Re: pg_stat_statements with query tree based normalization

From: Peter Geoghegan <peter(at)2ndquadrant(dot)com>
To: Greg Smith <greg(at)2ndquadrant(dot)com>
Cc: PostgreSQL-development <pgsql-hackers(at)postgresql(dot)org>
Subject: Re: pg_stat_statements with query tree based normalization
Date: 2011-12-07 01:19:24
Message-ID: CAEYLb_WX50qKziuc2BHejYDmDYnBqbgc0cWvrBtK9G5iGSqnxA@mail.gmail.com
Views: Raw Message | Whole Thread | Download mbox | Resend email
Thread:
Lists: pgsql-hackers

On 14 November 2011 04:42, Greg Smith <greg(at)2ndquadrant(dot)com> wrote:
> The approach Peter used adds a single integer to the Const structure in
> order to have enough information to substitute "?" in place of those.
>  Adding and maintaining that is the only change outside of the extension
> made here, and that overhead is paid by everyone--not just consumers of this
> new code.

I've attempted to isolate that overhead, so far unsuccessfully. Attached are:

1. A simple python + psycopg2 script for repeatedly running a
succession of similar queries that explain would show as containing a
single "Result" node. They contain 300 Const integer nodes by
default, which are simply selected.

2. The results of running the script on Greg's server, which has CPU
frequency scaling disabled. That's an ODS spreadsheet. Out of
consideration of filesize, I've deleted the query column in each
sheet, which wasn't actually useful information.

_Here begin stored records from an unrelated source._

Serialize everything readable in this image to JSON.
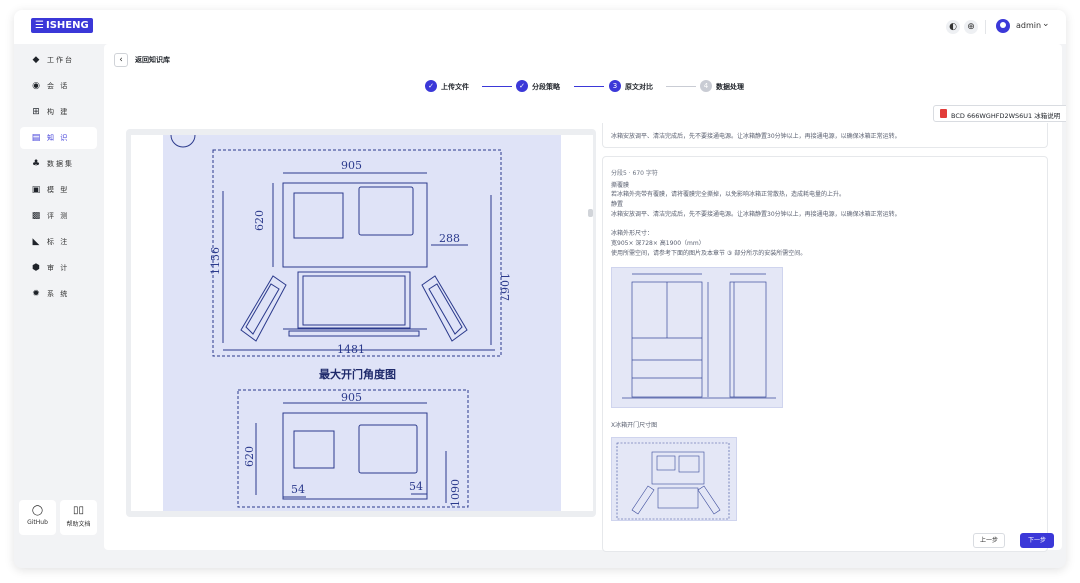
{
  "app": {
    "logo": "ISHENG",
    "user": "admin"
  },
  "topbar": {
    "icon_theme": "theme-icon",
    "icon_lang": "globe-icon"
  },
  "sidebar": {
    "items": [
      {
        "label": "工作台",
        "icon": "cube-icon"
      },
      {
        "label": "会 话",
        "icon": "chat-icon"
      },
      {
        "label": "构 建",
        "icon": "build-icon"
      },
      {
        "label": "知 识",
        "icon": "book-icon",
        "active": true
      },
      {
        "label": "数据集",
        "icon": "dataset-icon"
      },
      {
        "label": "模 型",
        "icon": "model-icon"
      },
      {
        "label": "评 测",
        "icon": "eval-icon"
      },
      {
        "label": "标 注",
        "icon": "tag-icon"
      },
      {
        "label": "审 计",
        "icon": "audit-icon"
      },
      {
        "label": "系 统",
        "icon": "gear-icon"
      }
    ],
    "github": "GitHub",
    "help": "帮助文档"
  },
  "header": {
    "back_label": "返回知识库"
  },
  "steps": [
    {
      "label": "上传文件",
      "state": "done",
      "num": "✓"
    },
    {
      "label": "分段策略",
      "state": "done",
      "num": "✓"
    },
    {
      "label": "原文对比",
      "state": "current",
      "num": "3"
    },
    {
      "label": "数据处理",
      "state": "pending",
      "num": "4"
    }
  ],
  "doc_select": {
    "value": "BCD 666WGHFD2WS6U1 冰箱说明"
  },
  "preview": {
    "dim_905_top": "905",
    "dim_620_top": "620",
    "dim_288": "288",
    "dim_1156": "1156",
    "dim_1067": "1067",
    "dim_1481": "1481",
    "section_title": "最大开门角度图",
    "dim_905_bottom": "905",
    "dim_620_bottom": "620",
    "dim_54_left": "54",
    "dim_54_right": "54",
    "dim_1090": "1090"
  },
  "segments": {
    "top_text": "冰箱安放调平、清洁完成后，先不要接通电源。让冰箱静置30分钟以上，再接通电源，以确保冰箱正常运转。",
    "title": "分段5 · 670 字符",
    "lines": [
      "撕覆膜",
      "若冰箱外壳带有覆膜，请将覆膜完全撕掉，以免影响冰箱正常散热，造成耗电量的上升。",
      "静置",
      "冰箱安放调平、清洁完成后，先不要接通电源。让冰箱静置30分钟以上，再接通电源，以确保冰箱正常运转。",
      "",
      "冰箱外形尺寸：",
      "宽905× 深728× 高1900（mm）",
      "使用所需空间，请参考下面的图片及本章节 ③ 部分所示的安装所需空间。"
    ],
    "image_caption": "X冰箱开门尺寸图"
  },
  "footer": {
    "prev": "上一步",
    "next": "下一步"
  },
  "colors": {
    "accent": "#3b38d8",
    "drawing_blue": "#dfe3f7",
    "line": "#2b3a8c"
  }
}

The results are...taking the median value of each set of runs as
representative, my patch appears to run marginally faster than head.
Of course, there is no reason to believe that it should, and I'm
certain that the difference can be explained by noise, even though
I've naturally strived to minimise noise.

If someone could suggest a more telling test case, or even a
worst-case, that would be useful. This was just my first run at this.
I know that the overhead will also exist in code not well-exercised by
these queries, but I imagine that any real-world query that attempts
to exercise them all is going to add other costs that dwarf the
additional overhead and further muddy the waters.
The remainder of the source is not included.